I watched a Japanese film called I Wish in July. It's a story about two little brothers trying to re-unite their separated parents - an uplifting film that made me smile.
In the film, the dad of the two kids was a singer/guitarist in a small band that had just published an indie album. The boys didn't really understand the meaning of indie, and had the conversation quoted above.
We place romantic connotations to the world indie. We proudly call Studio Pepwuper an indie game studio, participate in the local indie community in Seattle, and pre-ordered Indie Game: The Movie months in advance.
But what is indie?
It's hard to create a definition that everyone can agree on to determine who is indie and who is not. Can we define it with financial structure - studios with corporate financiers (publishers, investors) do not apply? We'd be excluding some of the so-called best indie studios this way. Is it determined by the size of the company? The location? The age? Is it how the developers define their lifestyles? No matter how we try to define it, we can find examples of brilliant indie studios that sit right outside of our definition.
A universally agreed definition of indie somehow seems too mainstream or corporate or un-indie-like. It lacks the independent thinking the indies adore.
In fact, independent thinking is the only common ground for everyone who considers themselves indies.
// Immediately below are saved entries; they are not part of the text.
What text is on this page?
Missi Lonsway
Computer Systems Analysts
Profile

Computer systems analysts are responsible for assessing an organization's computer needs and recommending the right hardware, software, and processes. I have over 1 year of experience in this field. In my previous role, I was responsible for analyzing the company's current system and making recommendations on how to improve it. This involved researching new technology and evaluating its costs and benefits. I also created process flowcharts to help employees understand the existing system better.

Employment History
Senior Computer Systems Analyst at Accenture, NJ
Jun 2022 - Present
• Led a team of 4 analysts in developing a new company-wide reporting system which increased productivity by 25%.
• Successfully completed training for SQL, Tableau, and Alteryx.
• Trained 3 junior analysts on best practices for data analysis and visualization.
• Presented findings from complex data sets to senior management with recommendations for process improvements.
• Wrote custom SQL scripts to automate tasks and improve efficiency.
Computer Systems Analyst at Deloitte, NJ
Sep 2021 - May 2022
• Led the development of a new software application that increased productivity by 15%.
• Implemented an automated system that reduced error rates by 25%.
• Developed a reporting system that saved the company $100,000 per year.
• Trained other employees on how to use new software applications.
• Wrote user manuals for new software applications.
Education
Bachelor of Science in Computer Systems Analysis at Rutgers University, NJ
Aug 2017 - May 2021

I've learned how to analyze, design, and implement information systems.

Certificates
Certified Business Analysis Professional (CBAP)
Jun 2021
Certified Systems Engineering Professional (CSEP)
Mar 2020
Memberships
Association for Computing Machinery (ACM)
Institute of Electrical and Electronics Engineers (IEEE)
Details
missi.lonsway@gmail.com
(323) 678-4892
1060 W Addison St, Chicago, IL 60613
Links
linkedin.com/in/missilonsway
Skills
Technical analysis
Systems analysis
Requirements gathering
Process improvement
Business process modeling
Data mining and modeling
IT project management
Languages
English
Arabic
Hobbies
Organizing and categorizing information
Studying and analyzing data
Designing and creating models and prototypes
The indie spirit is to be different, to embrace the creative freedom of being independent from restrains and restrictions and expectations and deadlines and milestones and hierarchies and corporate politics…etc.
Then, is the indie spirit stemmed from... the escape of responsibilities?
Quite the opposite.
Being indie doesn't mean we are free from responsibilities. Being indie means we are 100% responsible for everything - every decision and mistake we make. There is no one else to blame.
We can no longer blame corporate politics for project delays. We can no longer blame marketing department for interfering with production. We can no longer blame financiers for shifting their focus to the next cash cow. Because, well, we are the politics and the marketing and the financiers ourselves. If anything isn't going the way we'd planned, we have only ourselves to blame.
True independence comes from 100% responsibility. I read that from somewhere a few years ago right before I started the studio, and I jotted it down and put it on the About page.
Our responsibilities define us as indies.
"Indie means you have to work harder." The little boy in the film is right after all.